There is limited regulation of the methods used to slaughter fish, meaning that many are subjected to inhumane methods and suffer immensely leading up to their deaths. Inhumane slaughter methods often used to kill fish include them having their gills cut without being stunned first, being left to asphyxiate in air or on ice, being stunned with carbon dioxide and being chilled live or bled out without first being stunned. The slaughter methods currently thought to be most humane are percussive stunning and spiking and then bleeding out the fish, as these quickly render the fish unconscious and insensible before they are bled out.
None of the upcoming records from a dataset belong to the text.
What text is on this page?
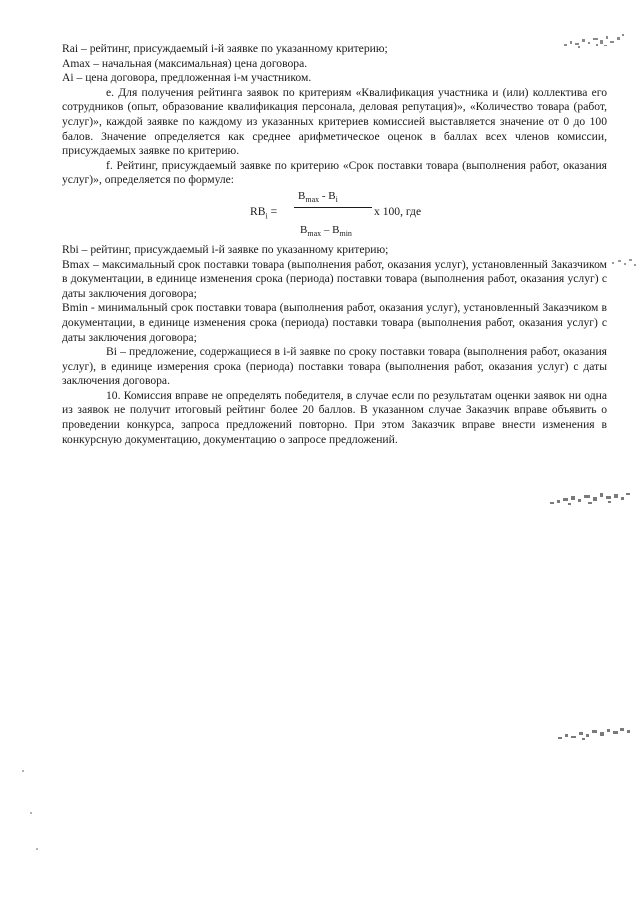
Rai – рейтинг, присуждаемый i-й заявке по указанному критерию;

Amax – начальная (максимальная) цена договора.

Ai – цена договора, предложенная i-м участником.

e. Для получения рейтинга заявок по критериям «Квалификация участника и (или) коллектива его сотрудников (опыт, образование квалификация персонала, деловая репутация)», «Количество товара (работ, услуг)», каждой заявке по каждому из указанных критериев комиссией выставляется значение от 0 до 100 балов. Значение определяется как среднее арифметическое оценок в баллах всех членов комиссии, присуждаемых заявке по критерию.

f. Рейтинг, присуждаемый заявке по критерию «Срок поставки товара (выполнения работ, оказания услуг)», определяется по формуле:

$RB_i$ =
$B_{max} - B_i$
x 100, где
$B_{max} - B_{min}$

Rbi – рейтинг, присуждаемый i-й заявке по указанному критерию;

Bmax – максимальный срок поставки товара (выполнения работ, оказания услуг), установленный Заказчиком в документации, в единице изменения срока (периода) поставки товара (выполнения работ, оказания услуг) с даты заключения договора;

Bmin - минимальный срок поставки товара (выполнения работ, оказания услуг), установленный Заказчиком в документации, в единице изменения срока (периода) поставки товара (выполнения работ, оказания услуг) с даты заключения договора;

Bi – предложение, содержащиеся в i-й заявке по сроку поставки товара (выполнения работ, оказания услуг), в единице измерения срока (периода) поставки товара (выполнения работ, оказания услуг) с даты заключения договора.

10. Комиссия вправе не определять победителя, в случае если по результатам оценки заявок ни одна из заявок не получит итоговый рейтинг более 20 баллов. В указанном случае Заказчик вправе объявить о проведении конкурса, запроса предложений повторно. При этом Заказчик вправе внести изменения в конкурсную документацию, документацию о запросе предложений.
Fish are not the only animals in the aquafarming industry who are commonly subjected to inhumane slaughter methods. Decapods such as crabs and lobsters are often killed by being chilled or boiled while still conscious. These methods cause extreme suffering in these animals’ final moments of life.
The aquafarming industry involves the breeding and slaughter of billions of sentient animals every year. This is only going to change if demand is significantly reduced. You can play a small part in this by removing seafood from your diet and making the switch to plant-based sources of protein.
One form of aquafarming that should be encouraged is the farming of aquatic plants. As long as it is carried out responsibly, the production of aquatic plants such as algae has the potential to provide a sustainable source of amino acids and omega-3 fatty acids, and to become an important addition to plant-based diets.